| 2 min read | by Doug Marrin, |

Dexter’s Mill Creek Park

Dexter’s Mill Creek has been stocked with 2,700 brown trout in 2019. That is a lot of fish. It is, however, a drop in the bucket when compared to the impressive number just north of 21 million fish released by the Michigan Department of Natural Resources (MDNR) this year in Michigan waters. It means big money for the state.

Even if you’re not a person who fishes, like myself although I love to eat them after all the work has been done, the numbers involved in stocking Michigan’s public waterways in 2019, so far, are impressive:

  • 21,281,411 total fish stocked
  • 311 tons total of fish with new homes in the wild
  • 449 trips made by MDNR to stocking sites
  • 857 stocking sites
  • 2,693 hours to get the job done
  • 106,000 miles traveled

MDNR released 2,200 brown trout into Mill Creek this past April.

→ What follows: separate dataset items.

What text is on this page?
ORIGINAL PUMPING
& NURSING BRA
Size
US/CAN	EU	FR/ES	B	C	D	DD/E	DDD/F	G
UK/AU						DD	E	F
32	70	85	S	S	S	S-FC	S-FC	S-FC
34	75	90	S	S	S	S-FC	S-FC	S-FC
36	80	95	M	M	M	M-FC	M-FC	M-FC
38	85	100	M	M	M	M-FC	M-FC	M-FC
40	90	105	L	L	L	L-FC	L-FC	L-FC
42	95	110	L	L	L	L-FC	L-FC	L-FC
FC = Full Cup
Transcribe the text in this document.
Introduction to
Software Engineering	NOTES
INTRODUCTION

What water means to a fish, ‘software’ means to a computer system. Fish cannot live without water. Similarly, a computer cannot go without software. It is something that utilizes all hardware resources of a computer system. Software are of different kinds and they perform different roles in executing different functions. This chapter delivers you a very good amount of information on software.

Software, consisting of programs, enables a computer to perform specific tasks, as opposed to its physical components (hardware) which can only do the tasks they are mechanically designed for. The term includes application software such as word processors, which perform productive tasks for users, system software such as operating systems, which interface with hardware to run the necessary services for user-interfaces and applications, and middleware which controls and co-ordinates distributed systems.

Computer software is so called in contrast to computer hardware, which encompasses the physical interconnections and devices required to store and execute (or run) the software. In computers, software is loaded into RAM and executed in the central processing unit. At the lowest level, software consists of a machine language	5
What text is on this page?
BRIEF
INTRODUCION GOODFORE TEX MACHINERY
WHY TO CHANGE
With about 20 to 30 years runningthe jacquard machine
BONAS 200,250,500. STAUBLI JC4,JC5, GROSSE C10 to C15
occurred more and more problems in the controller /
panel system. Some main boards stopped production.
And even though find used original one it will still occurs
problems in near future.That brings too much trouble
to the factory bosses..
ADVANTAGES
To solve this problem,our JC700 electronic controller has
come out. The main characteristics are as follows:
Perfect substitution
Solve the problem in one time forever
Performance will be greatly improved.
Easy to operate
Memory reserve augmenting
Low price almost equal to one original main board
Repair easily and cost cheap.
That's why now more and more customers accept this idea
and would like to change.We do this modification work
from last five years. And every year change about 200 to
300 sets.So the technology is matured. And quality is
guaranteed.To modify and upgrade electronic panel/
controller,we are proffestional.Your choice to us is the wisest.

Another 500 were released in May by Ann Arbor Trout Unlimited.


Michigan has six state and two cooperative hatcheries that work together to produce brown trout, coho salmon, steelhead, walleye and nine other species with one hybrid. The fish are raised to a specific size (5-8 inches) and delivered at optimal times and locations to ensure their survival and success.

MDNR stocking inland lake with fish | Photo courtesy MDNR

The numbers are huge, but its business as usual for Michigan’s fish hatcheries. With these numbers, it would seem we would soon be able to walk on water because of the packed density of fish. This is all done, however, to keep pace with demand, and keeping up with demand means big money.

According to Bridge Magazine, Michigan is second behind Florida in attracting out-of-state recreational fishing which generates $2.3 billion in commerce. Nearly 40 percent of sport fishermen in Michigan rely on stocked fish.

Here is what each Michigan hatchery provided this year:

Harrietta State Fish Hatchery (west of Cadillac) stocked 916,630 brown and rainbow trout that in total weighed 92,037 pounds. This hatchery stocked 263 sites (the majority located inland).

Marquette State Fish Hatchery (near Marquette) stocked 377,076 yearling lake trout, brook trout and splake (a hybrid of lake trout and brook trout) that in total weighed 51,901 pounds. This hatchery stocked a total of 107 inland and Great Lakes sites.

Oden State Fish Hatchery (near Petoskey) stocked 647,699 brown and rainbow trout that in total weighed 120,211 pounds. This hatchery stocked 168 inland and Great Lakes sites.

Platte River State Fish Hatchery

Platte River State Fish Hatchery (near Honor) stocked 3,090,753 fish that included yearling Atlantic and Coho salmon, spring fingerling Chinook salmon and walleye fry that in total weighed 155,696 pounds. This hatchery stocked 46 sites (the majority located on the Great Lakes).

Thompson State Fish Hatchery (near Manistique) stocked 6,944,722 fish that included yearling steelhead, spring fingerling Chinook salmon and walleye fry. These fish weighed 80,833 pounds in total. This hatchery stocked 58 sites (the majority located on the Great Lakes).

Wolf Lake State Fish Hatchery (near Kalamazoo) stocked 6,233,314 fish that included yearling steelhead, spring fingerling Chinook salmon, Great Lakes strain muskellunge, walleye fry and channel catfish obtained from the Ohio DNR, that in total weighed 110,657 pounds. This hatchery stocked 84 sites (the majority located on the Great Lakes).

Lake Superior State University cooperative teaching hatchery (in Sault Ste. Marie) stocked 19,894 Atlantic salmon weighing 2,206 pounds into the St. Marys River.

Included in this year’s total fish stocked were 3 million walleye spring fingerlings. These fish are reared in ponds by the DNR and tribal partners, with extensive support provided by local sporting organizations. These fish were stocked at 110 inland lakes and rivers and Great Lakes sites.

Also included are 14,544 Lake Sturgeon fingerlings reared at stream-side hatcheries and released in various inland and Great Lake tributary streams.

In a state known for its lakes, great and small, it is no wonder that it would take a determined and robust effort to keep these places stocked with the fish that provide so much of the sport that people enjoy on these waters.